How scared would you be if I said on this blog that you were a bad person? How about if I blogged, not for The Atlas Society, but for President Obama's reelection campaign?
Much more in the latter than in the former, I imagine, and with good reason: there's not much The Atlas Society could or would do based on my comment -- certainly not by comparison of what's within the power of a U.S. president.
That's why it's troubling that, as Kimberly A. Strassel has written in the Wall Street Journal, President Obama's campaign has publicly identified several of his Republican opponent's donors and suggested that they are not quite reputable. If we could trust that a denunciation by the president was nothing more than an expression of his opinion, then it might breach civility, it might even be defamation, but it would not be fundamentally different from a similar statement by any other candidate.
We have to ask: What destroyers, "leash'd in like hounds," crouch at the president's heels -- and will he employ them?

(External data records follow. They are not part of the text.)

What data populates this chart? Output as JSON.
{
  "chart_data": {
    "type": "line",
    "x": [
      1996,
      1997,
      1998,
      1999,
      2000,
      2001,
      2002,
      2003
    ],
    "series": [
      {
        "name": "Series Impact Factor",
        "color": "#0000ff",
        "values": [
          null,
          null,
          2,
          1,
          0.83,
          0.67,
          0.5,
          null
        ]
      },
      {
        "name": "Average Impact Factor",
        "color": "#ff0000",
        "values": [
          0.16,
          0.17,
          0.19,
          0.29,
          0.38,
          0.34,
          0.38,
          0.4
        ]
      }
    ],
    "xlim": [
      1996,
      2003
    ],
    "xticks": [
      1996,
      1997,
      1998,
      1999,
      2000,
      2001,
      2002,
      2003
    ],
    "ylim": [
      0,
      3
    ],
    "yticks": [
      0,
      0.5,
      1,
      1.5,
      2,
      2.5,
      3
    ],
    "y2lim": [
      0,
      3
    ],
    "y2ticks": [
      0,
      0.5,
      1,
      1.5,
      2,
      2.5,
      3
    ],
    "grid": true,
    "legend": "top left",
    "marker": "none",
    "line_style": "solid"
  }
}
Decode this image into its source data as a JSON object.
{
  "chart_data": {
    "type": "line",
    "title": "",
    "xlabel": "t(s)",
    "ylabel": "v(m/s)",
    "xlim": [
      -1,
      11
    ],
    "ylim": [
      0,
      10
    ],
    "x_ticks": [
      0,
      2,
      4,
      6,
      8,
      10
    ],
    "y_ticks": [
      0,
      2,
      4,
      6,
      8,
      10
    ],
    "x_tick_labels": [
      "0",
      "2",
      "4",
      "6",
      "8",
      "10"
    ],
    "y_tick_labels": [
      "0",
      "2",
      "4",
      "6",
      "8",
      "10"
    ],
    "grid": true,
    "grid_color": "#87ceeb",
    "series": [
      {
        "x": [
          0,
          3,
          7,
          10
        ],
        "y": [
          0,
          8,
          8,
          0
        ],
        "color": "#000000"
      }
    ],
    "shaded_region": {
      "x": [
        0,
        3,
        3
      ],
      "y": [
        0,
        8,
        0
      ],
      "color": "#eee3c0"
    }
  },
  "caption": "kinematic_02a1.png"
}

Among the agencies accountable to the president are the Internal Revenue Service and the Department of Labor. Yesterday, Strassel wrote that these two agencies have both told Frank VanderSloot, who appeared on the campaign's list, that they're going to audit him. It's unknown whether there's a causal connection. But considering that these are the man's first audits, there's at least a basis for suspicion.
And if these two agencies chose a target because he donated to one of the president's opponents, what other agencies might target supporters of Republican Mitt Romney or Libertarian Gary Johnson? There are so many agencies within the executive branch, it's hard to count them -- and their powers are wide-ranging, especially over businessmen, such as VanderSloot.
This isn't just a reason to criticize one president's campaign. It's a reminder of how dangerous the presidency has become.